As PCB designs become more miniaturized, and with the propagation of wireless devices, designers face new challenges in dealing with the problem of electromagnetic and radio frequency interference (EMI/RFI). The problems of EMI/RFI vary in scale, ranging from individual components and PCB board to entire rooms and buildings which need to be addressed by designers when considering which solution is most practical.
Shielding small ICs at the chip level is very different from shielding a room, so a clear understanding of the problem’s scale is essential (MacArthur, 2020).

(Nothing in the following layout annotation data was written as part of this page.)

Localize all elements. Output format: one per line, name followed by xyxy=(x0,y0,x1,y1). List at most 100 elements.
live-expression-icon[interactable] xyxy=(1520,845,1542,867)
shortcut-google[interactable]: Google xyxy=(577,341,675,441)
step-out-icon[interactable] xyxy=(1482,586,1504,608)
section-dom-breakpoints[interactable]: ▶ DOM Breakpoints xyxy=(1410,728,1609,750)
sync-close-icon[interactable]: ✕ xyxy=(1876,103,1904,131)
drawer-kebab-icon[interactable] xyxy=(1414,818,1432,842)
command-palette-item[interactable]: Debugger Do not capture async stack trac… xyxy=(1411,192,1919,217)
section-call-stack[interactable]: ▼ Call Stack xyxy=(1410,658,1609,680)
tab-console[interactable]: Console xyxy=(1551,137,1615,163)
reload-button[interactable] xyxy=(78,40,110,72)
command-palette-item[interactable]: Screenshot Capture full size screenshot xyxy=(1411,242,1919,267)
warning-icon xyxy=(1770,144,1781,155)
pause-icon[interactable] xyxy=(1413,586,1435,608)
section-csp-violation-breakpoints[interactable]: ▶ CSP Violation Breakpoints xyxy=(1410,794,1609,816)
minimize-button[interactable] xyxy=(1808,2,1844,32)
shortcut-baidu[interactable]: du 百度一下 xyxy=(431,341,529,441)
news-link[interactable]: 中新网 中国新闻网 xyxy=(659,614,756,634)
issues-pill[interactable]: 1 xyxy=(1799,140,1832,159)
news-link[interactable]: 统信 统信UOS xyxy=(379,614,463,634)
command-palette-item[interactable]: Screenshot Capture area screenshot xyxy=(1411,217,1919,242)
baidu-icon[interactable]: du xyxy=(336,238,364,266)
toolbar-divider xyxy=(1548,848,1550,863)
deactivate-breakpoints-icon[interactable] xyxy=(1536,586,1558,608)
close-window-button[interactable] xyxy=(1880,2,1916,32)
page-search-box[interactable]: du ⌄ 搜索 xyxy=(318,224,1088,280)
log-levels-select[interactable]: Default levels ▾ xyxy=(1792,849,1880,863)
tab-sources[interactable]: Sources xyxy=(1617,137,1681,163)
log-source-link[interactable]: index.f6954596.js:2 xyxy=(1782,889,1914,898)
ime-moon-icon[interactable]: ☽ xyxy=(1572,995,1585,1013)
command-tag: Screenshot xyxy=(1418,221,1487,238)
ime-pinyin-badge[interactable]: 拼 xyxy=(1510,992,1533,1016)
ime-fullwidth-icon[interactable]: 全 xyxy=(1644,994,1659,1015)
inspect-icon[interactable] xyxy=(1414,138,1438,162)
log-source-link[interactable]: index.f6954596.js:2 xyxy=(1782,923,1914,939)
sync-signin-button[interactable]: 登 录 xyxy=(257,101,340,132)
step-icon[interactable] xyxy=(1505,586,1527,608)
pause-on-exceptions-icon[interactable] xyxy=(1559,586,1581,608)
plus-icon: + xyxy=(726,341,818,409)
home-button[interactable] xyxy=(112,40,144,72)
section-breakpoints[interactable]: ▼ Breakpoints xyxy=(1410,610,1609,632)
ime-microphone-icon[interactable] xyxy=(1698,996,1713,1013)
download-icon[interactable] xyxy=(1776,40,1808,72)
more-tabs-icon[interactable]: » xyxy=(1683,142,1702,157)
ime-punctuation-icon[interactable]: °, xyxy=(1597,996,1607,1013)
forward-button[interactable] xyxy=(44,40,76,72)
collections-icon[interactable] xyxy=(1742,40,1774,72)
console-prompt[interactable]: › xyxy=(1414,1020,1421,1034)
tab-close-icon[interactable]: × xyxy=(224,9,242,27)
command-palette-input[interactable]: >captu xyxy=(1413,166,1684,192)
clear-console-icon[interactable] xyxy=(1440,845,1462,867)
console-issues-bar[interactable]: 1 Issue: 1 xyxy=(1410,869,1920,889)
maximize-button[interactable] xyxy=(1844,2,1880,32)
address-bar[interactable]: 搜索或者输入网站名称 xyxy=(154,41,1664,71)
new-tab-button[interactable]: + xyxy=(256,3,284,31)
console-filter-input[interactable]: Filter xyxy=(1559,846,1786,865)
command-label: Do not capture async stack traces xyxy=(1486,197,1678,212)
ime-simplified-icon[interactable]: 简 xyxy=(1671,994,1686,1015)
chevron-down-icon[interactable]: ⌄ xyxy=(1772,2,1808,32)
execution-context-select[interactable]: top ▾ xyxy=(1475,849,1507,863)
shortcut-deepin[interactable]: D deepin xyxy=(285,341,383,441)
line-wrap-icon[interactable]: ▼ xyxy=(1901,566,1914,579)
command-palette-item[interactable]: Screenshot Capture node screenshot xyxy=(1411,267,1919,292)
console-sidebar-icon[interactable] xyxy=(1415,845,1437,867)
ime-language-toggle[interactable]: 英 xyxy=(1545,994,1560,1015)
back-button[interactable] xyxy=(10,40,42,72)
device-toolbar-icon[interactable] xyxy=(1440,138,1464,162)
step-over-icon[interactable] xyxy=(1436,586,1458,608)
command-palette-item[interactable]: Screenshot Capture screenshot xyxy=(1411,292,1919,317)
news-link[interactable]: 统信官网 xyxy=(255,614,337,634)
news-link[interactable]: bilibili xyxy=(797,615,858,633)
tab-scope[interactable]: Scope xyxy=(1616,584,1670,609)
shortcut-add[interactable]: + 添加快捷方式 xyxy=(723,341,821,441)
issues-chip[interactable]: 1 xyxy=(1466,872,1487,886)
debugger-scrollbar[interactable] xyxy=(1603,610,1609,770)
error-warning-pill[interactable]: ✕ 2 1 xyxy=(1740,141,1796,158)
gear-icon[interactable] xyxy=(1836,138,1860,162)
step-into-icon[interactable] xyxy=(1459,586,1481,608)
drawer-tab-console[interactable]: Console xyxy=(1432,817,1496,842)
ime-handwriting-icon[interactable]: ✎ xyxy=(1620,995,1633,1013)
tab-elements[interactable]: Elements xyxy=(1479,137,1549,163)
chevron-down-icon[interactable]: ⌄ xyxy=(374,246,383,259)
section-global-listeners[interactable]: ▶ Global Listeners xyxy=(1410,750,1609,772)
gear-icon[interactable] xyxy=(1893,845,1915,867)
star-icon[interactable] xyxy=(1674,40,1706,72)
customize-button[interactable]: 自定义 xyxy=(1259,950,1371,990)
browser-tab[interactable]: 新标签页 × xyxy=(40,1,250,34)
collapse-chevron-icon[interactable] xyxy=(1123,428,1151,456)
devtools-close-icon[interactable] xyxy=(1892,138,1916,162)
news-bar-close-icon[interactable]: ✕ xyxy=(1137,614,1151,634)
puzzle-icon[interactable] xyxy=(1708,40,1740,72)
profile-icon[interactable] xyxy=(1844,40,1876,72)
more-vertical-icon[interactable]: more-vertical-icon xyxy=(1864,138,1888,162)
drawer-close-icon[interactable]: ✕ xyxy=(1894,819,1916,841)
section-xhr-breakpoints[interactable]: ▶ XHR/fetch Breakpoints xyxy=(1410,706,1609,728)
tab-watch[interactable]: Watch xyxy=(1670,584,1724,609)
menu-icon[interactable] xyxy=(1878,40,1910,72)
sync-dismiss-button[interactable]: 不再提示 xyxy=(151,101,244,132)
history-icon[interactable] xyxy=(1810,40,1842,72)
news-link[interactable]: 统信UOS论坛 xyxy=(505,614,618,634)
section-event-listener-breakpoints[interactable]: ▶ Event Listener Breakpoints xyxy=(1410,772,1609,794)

Breakdown of EMI Shielding Levels
- Packaging level
- Board level
- Device and room level
EMI/RFI problems are best dealt with at the source. However, when this is insufficient, shielding must be scaled to ensure adequate protection.
Package Level Shielding
The most fundamental level of EMI shielding lies at the individual package level. The approach here is to fully shield individual components (packages) from transmitting harmful electromagnetic fields that interfere with neighbouring components, disrupting the function of their circuits. The classic approach to remedy these problems was to surround the component with an electrically conductive shield, such as an aluminum enclosure. This was called metal stamping or canning. While effective, it was quite cumbersome, and added unnecessary weight to the component.

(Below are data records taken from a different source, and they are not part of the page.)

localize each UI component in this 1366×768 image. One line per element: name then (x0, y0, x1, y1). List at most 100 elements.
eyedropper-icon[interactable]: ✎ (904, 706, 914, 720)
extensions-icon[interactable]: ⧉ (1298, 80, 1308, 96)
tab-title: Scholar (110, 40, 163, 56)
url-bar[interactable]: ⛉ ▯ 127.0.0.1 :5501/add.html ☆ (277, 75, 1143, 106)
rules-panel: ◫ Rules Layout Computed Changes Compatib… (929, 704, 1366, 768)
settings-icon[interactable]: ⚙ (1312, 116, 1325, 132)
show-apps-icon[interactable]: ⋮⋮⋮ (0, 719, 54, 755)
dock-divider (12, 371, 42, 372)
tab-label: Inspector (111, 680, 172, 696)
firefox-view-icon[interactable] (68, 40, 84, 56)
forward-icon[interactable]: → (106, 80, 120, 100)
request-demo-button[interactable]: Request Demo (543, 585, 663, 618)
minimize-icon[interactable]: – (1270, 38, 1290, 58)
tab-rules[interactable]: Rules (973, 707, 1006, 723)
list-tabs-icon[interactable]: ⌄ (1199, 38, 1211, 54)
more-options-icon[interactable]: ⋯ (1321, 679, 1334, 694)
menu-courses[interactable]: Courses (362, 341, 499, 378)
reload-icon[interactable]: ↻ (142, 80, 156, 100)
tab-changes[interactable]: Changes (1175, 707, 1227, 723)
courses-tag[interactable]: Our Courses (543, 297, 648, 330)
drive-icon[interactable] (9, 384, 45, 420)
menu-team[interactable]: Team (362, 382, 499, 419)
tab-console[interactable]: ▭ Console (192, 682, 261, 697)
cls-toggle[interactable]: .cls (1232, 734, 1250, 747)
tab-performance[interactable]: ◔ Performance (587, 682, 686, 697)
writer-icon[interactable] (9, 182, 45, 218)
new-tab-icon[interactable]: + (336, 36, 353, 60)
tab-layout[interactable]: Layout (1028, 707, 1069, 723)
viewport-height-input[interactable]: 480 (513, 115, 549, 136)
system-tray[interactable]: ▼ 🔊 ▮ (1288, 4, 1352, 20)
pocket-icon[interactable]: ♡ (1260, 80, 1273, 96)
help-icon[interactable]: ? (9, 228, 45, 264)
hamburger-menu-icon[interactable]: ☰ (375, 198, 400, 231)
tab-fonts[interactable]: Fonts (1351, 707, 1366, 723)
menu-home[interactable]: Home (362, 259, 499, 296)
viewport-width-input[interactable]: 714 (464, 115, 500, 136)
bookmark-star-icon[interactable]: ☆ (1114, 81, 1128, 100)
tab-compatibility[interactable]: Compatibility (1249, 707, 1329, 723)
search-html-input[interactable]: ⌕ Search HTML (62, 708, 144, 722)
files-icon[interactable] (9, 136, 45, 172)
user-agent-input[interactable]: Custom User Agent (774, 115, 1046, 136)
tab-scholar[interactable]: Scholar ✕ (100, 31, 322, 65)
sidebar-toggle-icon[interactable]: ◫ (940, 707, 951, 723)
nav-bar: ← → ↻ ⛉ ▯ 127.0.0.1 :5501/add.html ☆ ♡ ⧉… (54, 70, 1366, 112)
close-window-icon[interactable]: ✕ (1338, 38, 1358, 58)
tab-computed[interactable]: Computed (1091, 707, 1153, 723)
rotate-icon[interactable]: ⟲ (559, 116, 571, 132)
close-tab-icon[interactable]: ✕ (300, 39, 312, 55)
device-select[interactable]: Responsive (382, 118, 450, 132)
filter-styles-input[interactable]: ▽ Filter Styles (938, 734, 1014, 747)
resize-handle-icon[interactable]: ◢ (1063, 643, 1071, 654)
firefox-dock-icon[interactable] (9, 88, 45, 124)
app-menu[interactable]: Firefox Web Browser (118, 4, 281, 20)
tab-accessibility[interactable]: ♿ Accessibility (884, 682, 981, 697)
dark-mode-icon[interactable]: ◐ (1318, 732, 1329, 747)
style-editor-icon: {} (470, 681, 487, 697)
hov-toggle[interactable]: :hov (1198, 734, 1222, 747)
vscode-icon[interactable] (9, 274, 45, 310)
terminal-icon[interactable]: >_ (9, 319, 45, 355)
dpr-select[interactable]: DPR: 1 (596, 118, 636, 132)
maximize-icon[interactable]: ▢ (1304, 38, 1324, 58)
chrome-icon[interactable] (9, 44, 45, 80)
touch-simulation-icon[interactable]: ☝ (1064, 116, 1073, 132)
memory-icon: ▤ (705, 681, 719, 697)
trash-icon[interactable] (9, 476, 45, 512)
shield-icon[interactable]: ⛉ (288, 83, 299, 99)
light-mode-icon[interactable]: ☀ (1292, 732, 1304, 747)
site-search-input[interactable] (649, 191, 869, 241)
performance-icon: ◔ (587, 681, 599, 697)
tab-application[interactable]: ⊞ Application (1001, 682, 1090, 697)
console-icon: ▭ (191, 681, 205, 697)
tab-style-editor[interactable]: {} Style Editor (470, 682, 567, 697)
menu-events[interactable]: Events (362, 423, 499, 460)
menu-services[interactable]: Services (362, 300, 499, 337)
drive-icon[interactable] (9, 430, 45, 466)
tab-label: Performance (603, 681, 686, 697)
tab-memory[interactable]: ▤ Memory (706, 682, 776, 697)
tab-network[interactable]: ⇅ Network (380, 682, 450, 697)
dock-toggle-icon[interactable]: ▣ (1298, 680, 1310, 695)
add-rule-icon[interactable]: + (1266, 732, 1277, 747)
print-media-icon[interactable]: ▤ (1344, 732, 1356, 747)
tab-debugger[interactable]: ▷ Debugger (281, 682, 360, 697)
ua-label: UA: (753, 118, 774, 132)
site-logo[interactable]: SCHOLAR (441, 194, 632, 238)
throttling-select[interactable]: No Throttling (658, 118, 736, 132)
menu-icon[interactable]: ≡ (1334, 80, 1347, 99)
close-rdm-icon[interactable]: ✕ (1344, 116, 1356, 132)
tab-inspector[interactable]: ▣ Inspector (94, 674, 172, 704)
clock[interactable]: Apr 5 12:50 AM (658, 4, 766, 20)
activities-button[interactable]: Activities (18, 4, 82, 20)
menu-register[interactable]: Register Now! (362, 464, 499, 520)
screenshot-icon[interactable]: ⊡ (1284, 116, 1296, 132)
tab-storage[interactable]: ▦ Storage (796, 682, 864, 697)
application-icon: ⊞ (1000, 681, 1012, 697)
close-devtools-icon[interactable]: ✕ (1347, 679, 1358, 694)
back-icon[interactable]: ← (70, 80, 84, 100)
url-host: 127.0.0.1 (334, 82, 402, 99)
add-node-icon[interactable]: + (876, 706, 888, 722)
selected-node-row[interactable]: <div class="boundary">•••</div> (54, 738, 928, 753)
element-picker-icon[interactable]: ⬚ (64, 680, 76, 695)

Electrically conductive paint provides distinct advantages for package level shielding, including reduced weight, cost, and labor. MG Chemicals has developed specialized conductive paints that are specifically designed for package-level use. These paints can easily be applied directly onto the component, providing an effective EMI shield with the following advantages:
- Can be applied ultra-thin (down to 8 µm)
- Offers excellent flexibility, toughness and adhesion
- Stable under extreme environmental conditions
- Withstands wave soldering
Board Level Shielding
The next level up from package level shielding is board level shielding. With this approach, the whole board, or a portion of it, is surrounded by a six-sided metallic enclosure, which not only contains the EMI being transmitted from the device but also prevents neighbouring EMI from interfering with the circuit. As with metal stamping, this solution was expensive and added unnecessary weight, so designers switched to using cheaper plastic housing materials, such as ABS spray-coated with conductive paint.
MG Chemicals has created an extensive portfolio of conductive paints for board level shielding with different chemistries and levels of shielding effectiveness. Our board level paints present a practical solution for reducing EMI, as they are light weight, cost-effective, easy to apply, and provide strong adhesion to most plastics.
Device and Room Level Shielding
Sometimes it is best to simply shield the entire device for added protection – for example, car batteries in electric vehicles. As with board-level shielding, device-level shielding is achieved by placing the device in an enclosure and applying an electrically conductive paint to all sides, which prevents unwanted EMI from leaking out or getting into the device.
EMI protection can also be extended to entire rooms, such as server rooms, surgical rooms, and airplane cockpits. Our water-based conductive paints are ideal for room-level shielding as they have low odor, low VOC, and adhere to drywall without a primer.